The Senate was desperate, because it had already obstructed proposals for land redistribution promoted famously by the Gracchi brothers, who belonged to families of great senatorial prestige. In fact, a mob raised by the Senate had murdered one brother in 133, and the other committed suicide to escape murder by another mob in 121. Greed, of course, was at the bottom of the violence. The aristocrats did not want to give up any land.
So, by 100 B.C., Rome was badly divided between the haves and the have-nots, the latter being economically and politically dispossessed. The aristocracy was divided against itself between the advocates of the wealthy and the advocates of the poor. Most alarmingly, the armies were becoming loyal to the successful generals who led them, and sliding closer and closer to breaking law and tradition on behalf of these ambitious men. And finally came the Rubicon.

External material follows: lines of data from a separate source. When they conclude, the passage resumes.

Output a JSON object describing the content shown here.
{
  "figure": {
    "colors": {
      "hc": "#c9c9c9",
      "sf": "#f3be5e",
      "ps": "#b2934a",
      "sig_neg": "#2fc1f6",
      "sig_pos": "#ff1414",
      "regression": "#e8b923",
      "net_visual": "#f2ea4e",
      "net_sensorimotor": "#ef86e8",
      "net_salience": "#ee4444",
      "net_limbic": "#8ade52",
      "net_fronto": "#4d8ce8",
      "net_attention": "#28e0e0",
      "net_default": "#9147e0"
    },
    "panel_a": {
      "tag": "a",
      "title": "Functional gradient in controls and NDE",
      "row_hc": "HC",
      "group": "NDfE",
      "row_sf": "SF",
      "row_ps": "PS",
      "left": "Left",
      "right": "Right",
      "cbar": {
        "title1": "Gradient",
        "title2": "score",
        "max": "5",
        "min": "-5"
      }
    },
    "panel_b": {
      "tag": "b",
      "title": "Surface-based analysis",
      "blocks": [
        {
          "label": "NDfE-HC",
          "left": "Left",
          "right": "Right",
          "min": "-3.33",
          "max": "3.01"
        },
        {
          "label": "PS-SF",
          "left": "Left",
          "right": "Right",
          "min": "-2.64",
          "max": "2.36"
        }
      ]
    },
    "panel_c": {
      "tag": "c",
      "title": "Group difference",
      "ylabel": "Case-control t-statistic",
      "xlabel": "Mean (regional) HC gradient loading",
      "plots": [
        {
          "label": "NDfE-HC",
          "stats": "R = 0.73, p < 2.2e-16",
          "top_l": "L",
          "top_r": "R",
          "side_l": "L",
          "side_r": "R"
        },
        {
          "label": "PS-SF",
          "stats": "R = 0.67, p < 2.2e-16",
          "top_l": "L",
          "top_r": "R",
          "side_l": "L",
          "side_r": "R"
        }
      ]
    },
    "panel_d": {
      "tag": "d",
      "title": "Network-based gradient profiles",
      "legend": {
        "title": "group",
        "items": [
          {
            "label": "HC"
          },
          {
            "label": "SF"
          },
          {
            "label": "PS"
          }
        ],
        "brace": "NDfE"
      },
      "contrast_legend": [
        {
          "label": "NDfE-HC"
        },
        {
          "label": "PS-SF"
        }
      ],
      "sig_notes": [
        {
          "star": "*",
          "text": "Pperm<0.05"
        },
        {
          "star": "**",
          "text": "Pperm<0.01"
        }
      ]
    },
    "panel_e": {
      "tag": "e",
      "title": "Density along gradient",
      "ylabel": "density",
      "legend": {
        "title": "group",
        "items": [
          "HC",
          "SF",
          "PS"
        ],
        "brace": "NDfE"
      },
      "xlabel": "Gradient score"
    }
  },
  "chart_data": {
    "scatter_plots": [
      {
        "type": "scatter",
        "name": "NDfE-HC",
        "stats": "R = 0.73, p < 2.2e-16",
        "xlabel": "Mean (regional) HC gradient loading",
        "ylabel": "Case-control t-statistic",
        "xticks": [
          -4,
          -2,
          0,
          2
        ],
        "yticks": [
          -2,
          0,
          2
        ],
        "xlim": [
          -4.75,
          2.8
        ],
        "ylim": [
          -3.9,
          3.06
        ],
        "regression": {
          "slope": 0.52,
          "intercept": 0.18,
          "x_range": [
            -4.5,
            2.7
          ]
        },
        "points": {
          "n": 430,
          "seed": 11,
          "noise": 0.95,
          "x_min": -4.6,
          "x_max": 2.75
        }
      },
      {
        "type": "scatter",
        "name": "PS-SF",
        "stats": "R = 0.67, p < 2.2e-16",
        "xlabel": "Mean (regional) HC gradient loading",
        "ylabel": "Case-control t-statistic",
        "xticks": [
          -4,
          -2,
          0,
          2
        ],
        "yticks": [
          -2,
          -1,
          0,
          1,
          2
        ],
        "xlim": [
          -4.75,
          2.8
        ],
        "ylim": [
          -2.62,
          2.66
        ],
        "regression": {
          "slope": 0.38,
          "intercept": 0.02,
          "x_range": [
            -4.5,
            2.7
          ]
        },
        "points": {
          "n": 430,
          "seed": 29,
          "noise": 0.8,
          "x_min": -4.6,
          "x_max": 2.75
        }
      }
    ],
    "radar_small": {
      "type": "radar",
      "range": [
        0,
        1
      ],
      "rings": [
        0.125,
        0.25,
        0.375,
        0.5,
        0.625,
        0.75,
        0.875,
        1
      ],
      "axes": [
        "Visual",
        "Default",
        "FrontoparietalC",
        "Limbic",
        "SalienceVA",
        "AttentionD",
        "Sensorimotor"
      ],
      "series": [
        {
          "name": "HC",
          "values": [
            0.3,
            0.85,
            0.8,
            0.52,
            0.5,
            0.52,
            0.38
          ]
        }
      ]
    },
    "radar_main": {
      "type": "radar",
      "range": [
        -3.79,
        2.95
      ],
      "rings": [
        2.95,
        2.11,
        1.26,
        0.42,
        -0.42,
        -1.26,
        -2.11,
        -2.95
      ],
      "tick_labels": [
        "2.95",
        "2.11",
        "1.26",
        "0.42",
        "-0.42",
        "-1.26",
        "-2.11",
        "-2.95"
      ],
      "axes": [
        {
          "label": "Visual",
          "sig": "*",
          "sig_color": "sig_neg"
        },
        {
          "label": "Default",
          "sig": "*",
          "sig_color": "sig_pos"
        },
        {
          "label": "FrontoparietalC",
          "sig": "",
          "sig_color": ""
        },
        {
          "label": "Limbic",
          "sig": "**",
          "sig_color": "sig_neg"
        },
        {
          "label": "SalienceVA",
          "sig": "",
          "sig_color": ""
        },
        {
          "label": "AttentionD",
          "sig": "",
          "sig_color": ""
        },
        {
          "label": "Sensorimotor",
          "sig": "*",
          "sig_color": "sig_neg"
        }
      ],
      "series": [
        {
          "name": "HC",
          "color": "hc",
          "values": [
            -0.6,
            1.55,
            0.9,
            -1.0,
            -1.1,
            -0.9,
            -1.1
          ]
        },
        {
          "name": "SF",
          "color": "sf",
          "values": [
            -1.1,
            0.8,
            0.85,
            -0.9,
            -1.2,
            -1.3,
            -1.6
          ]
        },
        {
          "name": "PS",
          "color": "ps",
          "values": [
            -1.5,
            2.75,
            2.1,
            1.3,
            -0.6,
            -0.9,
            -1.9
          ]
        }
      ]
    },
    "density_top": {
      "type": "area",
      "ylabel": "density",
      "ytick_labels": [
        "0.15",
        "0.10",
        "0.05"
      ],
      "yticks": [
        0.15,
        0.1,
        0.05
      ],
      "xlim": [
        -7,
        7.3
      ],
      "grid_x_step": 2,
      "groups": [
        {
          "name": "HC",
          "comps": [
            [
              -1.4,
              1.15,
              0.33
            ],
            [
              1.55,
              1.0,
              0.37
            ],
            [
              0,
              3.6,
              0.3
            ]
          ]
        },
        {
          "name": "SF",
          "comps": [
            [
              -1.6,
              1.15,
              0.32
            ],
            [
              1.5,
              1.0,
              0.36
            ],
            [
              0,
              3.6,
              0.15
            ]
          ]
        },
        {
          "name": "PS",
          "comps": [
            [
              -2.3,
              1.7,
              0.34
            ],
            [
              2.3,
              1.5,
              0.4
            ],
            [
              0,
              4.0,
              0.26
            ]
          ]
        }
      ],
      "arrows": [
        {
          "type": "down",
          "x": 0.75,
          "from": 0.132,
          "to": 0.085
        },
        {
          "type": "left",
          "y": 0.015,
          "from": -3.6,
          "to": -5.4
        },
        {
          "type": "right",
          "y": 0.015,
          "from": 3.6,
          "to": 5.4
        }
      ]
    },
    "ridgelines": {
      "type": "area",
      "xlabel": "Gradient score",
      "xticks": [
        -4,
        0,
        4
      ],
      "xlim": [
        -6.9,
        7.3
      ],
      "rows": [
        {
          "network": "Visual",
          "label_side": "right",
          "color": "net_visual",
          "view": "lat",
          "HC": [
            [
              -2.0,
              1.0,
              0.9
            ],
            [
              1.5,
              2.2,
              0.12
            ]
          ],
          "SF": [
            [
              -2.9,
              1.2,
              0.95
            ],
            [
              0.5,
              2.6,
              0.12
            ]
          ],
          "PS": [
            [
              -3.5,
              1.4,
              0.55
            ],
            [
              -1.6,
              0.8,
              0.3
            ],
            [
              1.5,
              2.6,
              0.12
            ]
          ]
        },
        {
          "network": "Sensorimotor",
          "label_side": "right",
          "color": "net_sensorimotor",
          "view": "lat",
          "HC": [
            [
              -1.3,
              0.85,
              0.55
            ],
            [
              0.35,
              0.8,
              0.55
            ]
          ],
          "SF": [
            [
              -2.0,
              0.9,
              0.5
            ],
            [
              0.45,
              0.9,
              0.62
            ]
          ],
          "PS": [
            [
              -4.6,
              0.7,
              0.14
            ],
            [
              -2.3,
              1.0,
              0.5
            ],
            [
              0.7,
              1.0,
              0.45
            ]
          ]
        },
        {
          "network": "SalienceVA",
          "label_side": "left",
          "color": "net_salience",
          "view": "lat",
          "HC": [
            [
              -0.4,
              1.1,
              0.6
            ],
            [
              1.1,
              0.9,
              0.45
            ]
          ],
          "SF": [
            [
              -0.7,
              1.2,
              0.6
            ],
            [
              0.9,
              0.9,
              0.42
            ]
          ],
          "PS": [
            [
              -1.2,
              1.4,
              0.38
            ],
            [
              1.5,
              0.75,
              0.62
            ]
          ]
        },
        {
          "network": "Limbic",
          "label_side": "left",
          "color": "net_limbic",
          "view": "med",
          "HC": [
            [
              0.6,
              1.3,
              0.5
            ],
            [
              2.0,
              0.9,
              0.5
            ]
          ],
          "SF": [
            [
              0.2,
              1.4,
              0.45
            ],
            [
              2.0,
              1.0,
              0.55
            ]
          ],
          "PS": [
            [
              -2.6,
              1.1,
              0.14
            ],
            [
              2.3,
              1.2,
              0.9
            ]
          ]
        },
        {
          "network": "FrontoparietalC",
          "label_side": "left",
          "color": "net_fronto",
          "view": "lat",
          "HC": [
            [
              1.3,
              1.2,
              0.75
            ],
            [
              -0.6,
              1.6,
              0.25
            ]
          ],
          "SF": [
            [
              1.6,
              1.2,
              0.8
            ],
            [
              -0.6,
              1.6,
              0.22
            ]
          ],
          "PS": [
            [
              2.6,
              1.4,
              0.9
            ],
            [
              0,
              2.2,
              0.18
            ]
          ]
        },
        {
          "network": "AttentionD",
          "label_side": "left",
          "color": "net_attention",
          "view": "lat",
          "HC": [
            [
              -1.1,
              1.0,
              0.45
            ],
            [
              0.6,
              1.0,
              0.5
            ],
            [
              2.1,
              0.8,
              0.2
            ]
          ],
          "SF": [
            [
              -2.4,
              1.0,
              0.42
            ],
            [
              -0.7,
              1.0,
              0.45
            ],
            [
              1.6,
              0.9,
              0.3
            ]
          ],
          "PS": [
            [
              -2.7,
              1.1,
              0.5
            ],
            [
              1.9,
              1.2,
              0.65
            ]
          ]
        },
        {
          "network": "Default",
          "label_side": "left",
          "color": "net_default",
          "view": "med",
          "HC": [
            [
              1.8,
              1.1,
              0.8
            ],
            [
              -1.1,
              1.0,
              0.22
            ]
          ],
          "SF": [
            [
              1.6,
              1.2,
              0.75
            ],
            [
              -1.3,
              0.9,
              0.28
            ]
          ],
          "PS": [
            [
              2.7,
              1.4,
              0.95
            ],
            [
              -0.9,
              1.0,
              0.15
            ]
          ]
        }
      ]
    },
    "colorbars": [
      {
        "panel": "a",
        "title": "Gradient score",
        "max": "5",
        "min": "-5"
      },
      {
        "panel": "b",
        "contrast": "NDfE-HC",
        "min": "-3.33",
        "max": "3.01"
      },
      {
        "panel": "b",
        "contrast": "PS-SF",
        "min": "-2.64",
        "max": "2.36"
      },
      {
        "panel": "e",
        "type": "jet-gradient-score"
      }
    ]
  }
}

In our Republic, we still have armed forces loyal to the Constitution. No general can call out thousands of his veterans to march on Washington. Indeed, our generals are not even part of the political elite in our Republic, as they were in the Roman. We would seem to be safe from the civil wars and proscriptions of first-century Rome.
Rome and America
But think of the underlying causes of Roman collapse. Three parallels are obvious. The haves and the have-nots in America have grown very far apart, leading to the dispossession of many Americans, who, we know, have felt they had a savior in Donald Trump. Second, American elites are now divided between advocates of the rich and of the poor, though the dividing line does not run neatly between the Republican and Democratic parties anymore. Third, fringe elements of the major political parties use mob violence, and major politicians incite their followers to riot. The tinder is ready.
And there is a fourth cause, not so obvious but crucial. While many ordinary white Americans feel newly dispossessed (black Americans have felt dispossessed for generations for their own reasons), American elites share a critical moral failure with the Roman aristocracy: they no longer believe that Republican institutions and traditions are big enough to contain their ambitions.
In the early second century B.C., Scipio Africanus was content with the prestige he had as princeps senatus, chief man of the Senate, though the appointment carried no political authority. A century and a half later, Caesar Octavianus gathered that title as well as several others into his own basket, and ruled as emperor.
During the intervening decades, the Roman aristocracy learned by experience that their traditions and institutions were fragile, and depended on the faithful obedience of every citizen. But if a man were willing to use his money and mob violence and military power for his own ends, setting aside the needs of the Republic, then he could indulge dreams and ambitions that were simply beyond the minds of previous generations.
The Ambitious Senators
We have now reached that mental Rubicon. I’m not talking here primarily of Donald Trump.
I’m thinking of men like Ted Cruz and Josh Hawley, who, for the sake of their ambitions, have promoted Trump’s delusions. I do not doubt that Democratic politicians exist who have crossed the same Rubicon, but it is Republicans who have provided the most egregious recent examples. And these examples provide the most frightening and suggestive parallel with ancient Roman history. It looks like the beginning of our end, too.
Richard Upsher Smith, Jr., was until his retirement professor of classics at the Franciscan University of Steubenville. He is a contributing editor of the New Oxford Review.